Last week was the second anniversary of my weekly articles.
I’ve written more than 100 of them in succession, usually on the topic of information and misinformation and often involving items in the news. To those of you who have been loyal readers all along – thanks for your interest and your kind words. To those of you who have just begun – welcome aboard. The cost of a subscription is also the same as always – zero. I write these articles because I enjoy the challenge of finding something interesting, writing about it, and knowing that people find them useful in their business and personal lives. Unlike most, this site does not harvest or monetize your data, which means we sell nothing of yours to anyone and never have.
For those who missed it last October, here is one of my favorite articles…
We Know Exactly What We’re Doing
Executives make a lot of assumptions, and many of them are wrong. Take disposable diapers, for example.
When they were new, they were very expensive, so experts concluded upper-middle class women were the obvious consumer target. The equally obvious distribution channels were higher-end stores in better neighborhoods, where they sold poorly enough to flummox executives.
So they sent researchers into stores to find out who was actually buying them.
They were startled to discover most customers were low-income women, the exact opposite of what they had predicted. In those days, higher income housewives stayed at home and were full-time caregivers. They had three options for diaper cleaning.
- Their homes were outfitted with modern washers and dryers, and so they could wash the diapers themselves.
- The ones who had domestic help could have employees do it for them.

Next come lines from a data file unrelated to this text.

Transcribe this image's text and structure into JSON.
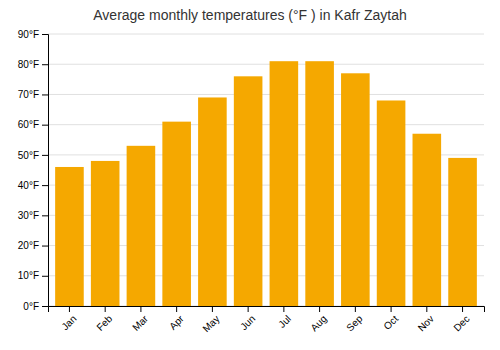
{
  "chart_data": {
    "type": "bar",
    "title": "Average monthly temperatures (°F ) in Kafr Zaytah",
    "categories": [
      "Jan",
      "Feb",
      "Mar",
      "Apr",
      "May",
      "Jun",
      "Jul",
      "Aug",
      "Sep",
      "Oct",
      "Nov",
      "Dec"
    ],
    "values": [
      46,
      48,
      53,
      61,
      69,
      76,
      81,
      81,
      77,
      68,
      57,
      49
    ],
    "color": "#F5A800",
    "ylim": [
      0,
      90
    ],
    "yticks": [
      {
        "value": 0,
        "label": "0°F"
      },
      {
        "value": 10,
        "label": "10°F"
      },
      {
        "value": 20,
        "label": "20°F"
      },
      {
        "value": 30,
        "label": "30°F"
      },
      {
        "value": 40,
        "label": "40°F"
      },
      {
        "value": 50,
        "label": "50°F"
      },
      {
        "value": 60,
        "label": "60°F"
      },
      {
        "value": 70,
        "label": "70°F"
      },
      {
        "value": 80,
        "label": "80°F"
      },
      {
        "value": 90,
        "label": "90°F"
      }
    ],
    "grid": true
  }
}
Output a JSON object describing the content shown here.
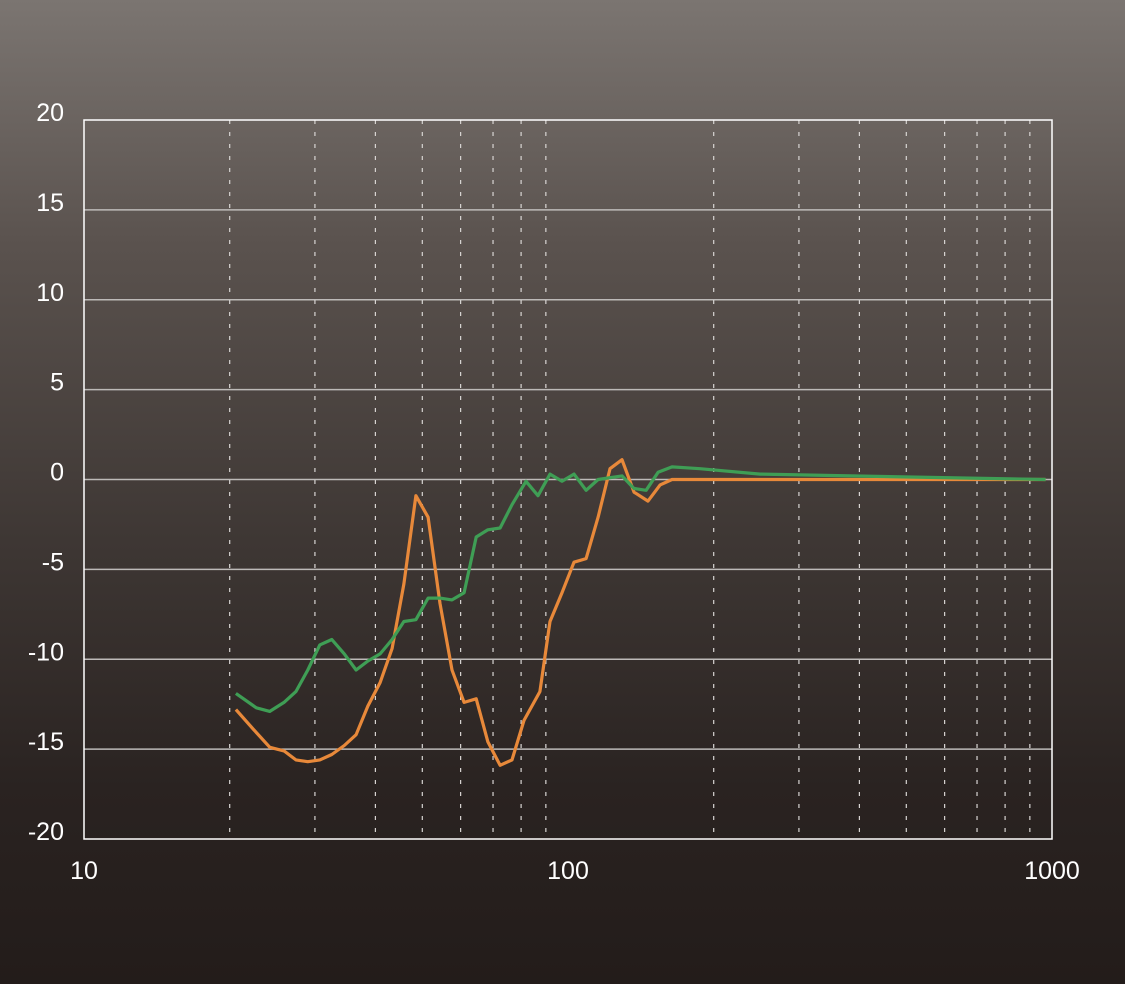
{
  "chart_data": {
    "type": "line",
    "title": "",
    "xlabel": "",
    "ylabel": "",
    "x_scale": "log",
    "xlim": [
      10,
      1000
    ],
    "ylim": [
      -20,
      20
    ],
    "x_ticks": [
      "10",
      "100",
      "1000"
    ],
    "y_ticks": [
      "20",
      "15",
      "10",
      "5",
      "0",
      "-5",
      "-10",
      "-15",
      "-20"
    ],
    "grid": {
      "horizontal": "solid",
      "vertical_minor": "dotted"
    },
    "colors": {
      "orange": "#e8893a",
      "green": "#3f9e55",
      "grid": "#bdbab8",
      "axis": "#ffffff"
    },
    "series": [
      {
        "color": "#e8893a",
        "points": [
          [
            20.6,
            -12.8
          ],
          [
            22.4,
            -13.9
          ],
          [
            24.2,
            -14.9
          ],
          [
            25.9,
            -15.1
          ],
          [
            27.4,
            -15.6
          ],
          [
            29.0,
            -15.7
          ],
          [
            30.7,
            -15.6
          ],
          [
            32.5,
            -15.3
          ],
          [
            34.5,
            -14.8
          ],
          [
            36.5,
            -14.2
          ],
          [
            38.6,
            -12.6
          ],
          [
            40.9,
            -11.3
          ],
          [
            43.3,
            -9.4
          ],
          [
            45.8,
            -5.8
          ],
          [
            48.5,
            -0.9
          ],
          [
            51.4,
            -2.1
          ],
          [
            54.4,
            -6.9
          ],
          [
            57.6,
            -10.6
          ],
          [
            61.0,
            -12.4
          ],
          [
            64.6,
            -12.2
          ],
          [
            68.3,
            -14.6
          ],
          [
            72.4,
            -15.9
          ],
          [
            76.6,
            -15.6
          ],
          [
            81.1,
            -13.4
          ],
          [
            87.5,
            -11.8
          ],
          [
            91.8,
            -7.9
          ],
          [
            97.2,
            -6.3
          ],
          [
            102.9,
            -4.6
          ],
          [
            109.0,
            -4.4
          ],
          [
            115.4,
            -2.1
          ],
          [
            122.1,
            0.6
          ],
          [
            129.3,
            1.1
          ],
          [
            136.9,
            -0.7
          ],
          [
            146.3,
            -1.2
          ],
          [
            155,
            -0.3
          ],
          [
            164,
            0
          ],
          [
            970,
            0
          ]
        ]
      },
      {
        "color": "#3f9e55",
        "points": [
          [
            20.6,
            -11.9
          ],
          [
            22.7,
            -12.7
          ],
          [
            24.2,
            -12.9
          ],
          [
            25.9,
            -12.4
          ],
          [
            27.4,
            -11.8
          ],
          [
            29.0,
            -10.6
          ],
          [
            30.7,
            -9.2
          ],
          [
            32.5,
            -8.9
          ],
          [
            34.5,
            -9.7
          ],
          [
            36.5,
            -10.6
          ],
          [
            38.6,
            -10.1
          ],
          [
            40.9,
            -9.7
          ],
          [
            43.3,
            -8.9
          ],
          [
            45.8,
            -7.9
          ],
          [
            48.5,
            -7.8
          ],
          [
            51.4,
            -6.6
          ],
          [
            54.4,
            -6.6
          ],
          [
            57.6,
            -6.7
          ],
          [
            61.0,
            -6.3
          ],
          [
            64.6,
            -3.2
          ],
          [
            68.3,
            -2.8
          ],
          [
            72.4,
            -2.7
          ],
          [
            76.6,
            -1.4
          ],
          [
            81.9,
            -0.1
          ],
          [
            86.7,
            -0.9
          ],
          [
            91.8,
            0.3
          ],
          [
            97.2,
            -0.1
          ],
          [
            102.9,
            0.3
          ],
          [
            109.0,
            -0.6
          ],
          [
            115.4,
            0
          ],
          [
            122.1,
            0.1
          ],
          [
            129.3,
            0.2
          ],
          [
            136.9,
            -0.5
          ],
          [
            145,
            -0.6
          ],
          [
            153.5,
            0.4
          ],
          [
            164,
            0.7
          ],
          [
            187.4,
            0.6
          ],
          [
            249.4,
            0.3
          ],
          [
            382.5,
            0.2
          ],
          [
            970,
            0
          ]
        ]
      }
    ]
  }
}
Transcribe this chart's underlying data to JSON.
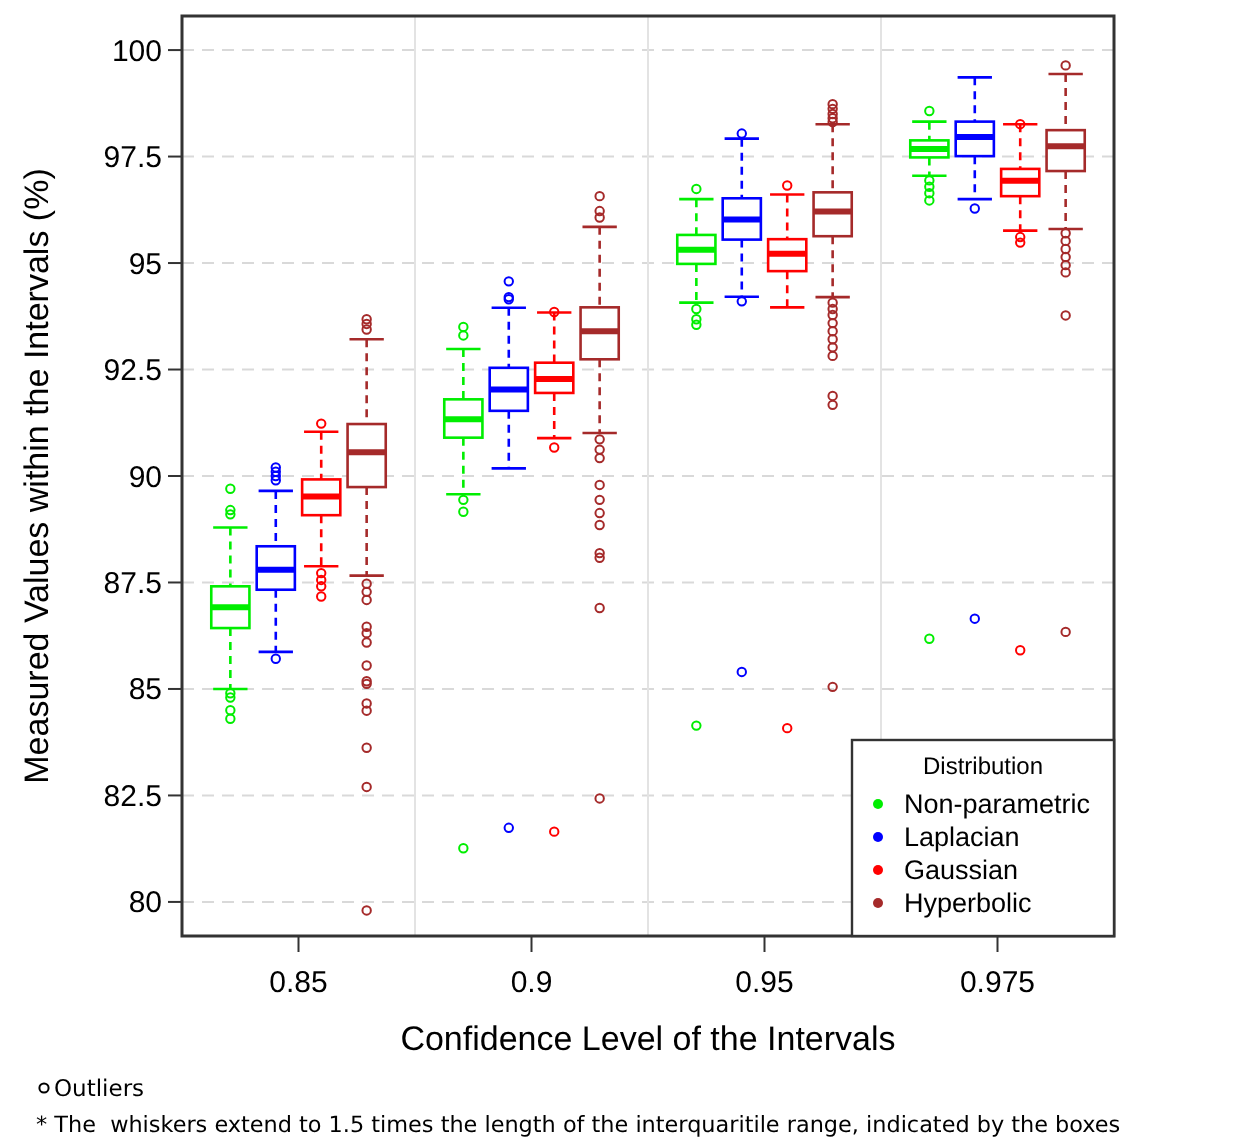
{
  "chart_data": {
    "type": "box",
    "xlabel": "Confidence Level of the Intervals",
    "ylabel": "Measured Values within the Intervals (%)",
    "categories": [
      "0.85",
      "0.9",
      "0.95",
      "0.975"
    ],
    "ylim": [
      79.2,
      100.8
    ],
    "yticks": [
      80,
      82.5,
      85,
      87.5,
      90,
      92.5,
      95,
      97.5,
      100
    ],
    "grid": true,
    "legend": "bottom right",
    "legend_title": "Distribution",
    "annotations": [
      "Outliers",
      "* The  whiskers extend to 1.5 times the length of the interquaritile range, indicated by the boxes"
    ],
    "series": [
      {
        "name": "Non-parametric",
        "color": "#00ee00",
        "boxes": [
          {
            "low": 85.0,
            "q1": 86.43,
            "median": 86.92,
            "q3": 87.41,
            "high": 88.79,
            "outliers": [
              89.7,
              89.2,
              89.1,
              84.9,
              84.8,
              84.5,
              84.3
            ]
          },
          {
            "low": 89.57,
            "q1": 90.9,
            "median": 91.33,
            "q3": 91.8,
            "high": 92.98,
            "outliers": [
              93.5,
              93.3,
              89.44,
              89.16,
              81.26
            ]
          },
          {
            "low": 94.07,
            "q1": 94.98,
            "median": 95.31,
            "q3": 95.66,
            "high": 96.5,
            "outliers": [
              96.74,
              93.92,
              93.68,
              93.55,
              84.14
            ]
          },
          {
            "low": 97.05,
            "q1": 97.48,
            "median": 97.68,
            "q3": 97.88,
            "high": 98.32,
            "outliers": [
              98.57,
              96.94,
              96.79,
              96.64,
              96.47,
              86.18
            ]
          }
        ]
      },
      {
        "name": "Laplacian",
        "color": "#0000ff",
        "boxes": [
          {
            "low": 85.87,
            "q1": 87.33,
            "median": 87.8,
            "q3": 88.35,
            "high": 89.65,
            "outliers": [
              90.2,
              90.1,
              90.0,
              89.9,
              85.71
            ]
          },
          {
            "low": 90.18,
            "q1": 91.53,
            "median": 92.03,
            "q3": 92.54,
            "high": 93.95,
            "outliers": [
              94.57,
              94.2,
              94.15,
              81.74
            ]
          },
          {
            "low": 94.21,
            "q1": 95.55,
            "median": 96.02,
            "q3": 96.52,
            "high": 97.92,
            "outliers": [
              98.04,
              94.1,
              85.4
            ]
          },
          {
            "low": 96.5,
            "q1": 97.51,
            "median": 97.96,
            "q3": 98.32,
            "high": 99.36,
            "outliers": [
              96.28,
              86.65
            ]
          }
        ]
      },
      {
        "name": "Gaussian",
        "color": "#ff0000",
        "boxes": [
          {
            "low": 87.88,
            "q1": 89.08,
            "median": 89.52,
            "q3": 89.92,
            "high": 91.04,
            "outliers": [
              91.23,
              87.72,
              87.56,
              87.41,
              87.17
            ]
          },
          {
            "low": 90.89,
            "q1": 91.95,
            "median": 92.28,
            "q3": 92.66,
            "high": 93.84,
            "outliers": [
              93.85,
              90.67,
              81.65
            ]
          },
          {
            "low": 93.96,
            "q1": 94.81,
            "median": 95.22,
            "q3": 95.56,
            "high": 96.61,
            "outliers": [
              96.82,
              84.08
            ]
          },
          {
            "low": 95.76,
            "q1": 96.57,
            "median": 96.93,
            "q3": 97.21,
            "high": 98.26,
            "outliers": [
              98.26,
              95.61,
              95.48,
              85.91
            ]
          }
        ]
      },
      {
        "name": "Hyperbolic",
        "color": "#a52a2a",
        "boxes": [
          {
            "low": 87.66,
            "q1": 89.74,
            "median": 90.56,
            "q3": 91.22,
            "high": 93.21,
            "outliers": [
              93.68,
              93.57,
              93.44,
              87.47,
              87.28,
              87.09,
              86.46,
              86.31,
              86.09,
              85.55,
              85.18,
              85.12,
              84.66,
              84.49,
              83.62,
              82.7,
              79.8
            ]
          },
          {
            "low": 91.01,
            "q1": 92.74,
            "median": 93.4,
            "q3": 93.96,
            "high": 95.85,
            "outliers": [
              96.57,
              96.22,
              96.07,
              90.86,
              90.62,
              90.42,
              89.79,
              89.44,
              89.13,
              88.85,
              88.19,
              88.08,
              86.9,
              82.43
            ]
          },
          {
            "low": 94.2,
            "q1": 95.63,
            "median": 96.21,
            "q3": 96.66,
            "high": 98.26,
            "outliers": [
              98.73,
              98.62,
              98.5,
              98.4,
              98.31,
              94.07,
              93.92,
              93.78,
              93.59,
              93.4,
              93.21,
              93.02,
              92.82,
              91.88,
              91.67,
              85.05
            ]
          },
          {
            "low": 95.8,
            "q1": 97.16,
            "median": 97.74,
            "q3": 98.12,
            "high": 99.44,
            "outliers": [
              99.64,
              95.7,
              95.52,
              95.33,
              95.14,
              94.95,
              94.78,
              93.77,
              86.34
            ]
          }
        ]
      }
    ]
  }
}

- The third choice, diaper services, were the most convenient of all. A routeman would come to your house, pick up your soiled diapers, and return them freshly laundered.
Lower income women had to work, leaving little time for doing laundry.
They didn’t have washers and dryers in their apartments, either, or maids. They had one choice: lug kids and laundry to the coin-ops in bad neighborhoods in the heat and the cold and the rain.
Research turned executives assumptions upside down.
Disposable diapers were time- and trouble- savers for lower income women who didn’t have the alternatives higher income women did. Different ads were run in different media, distribution channels were expanded, and well, you know the rest.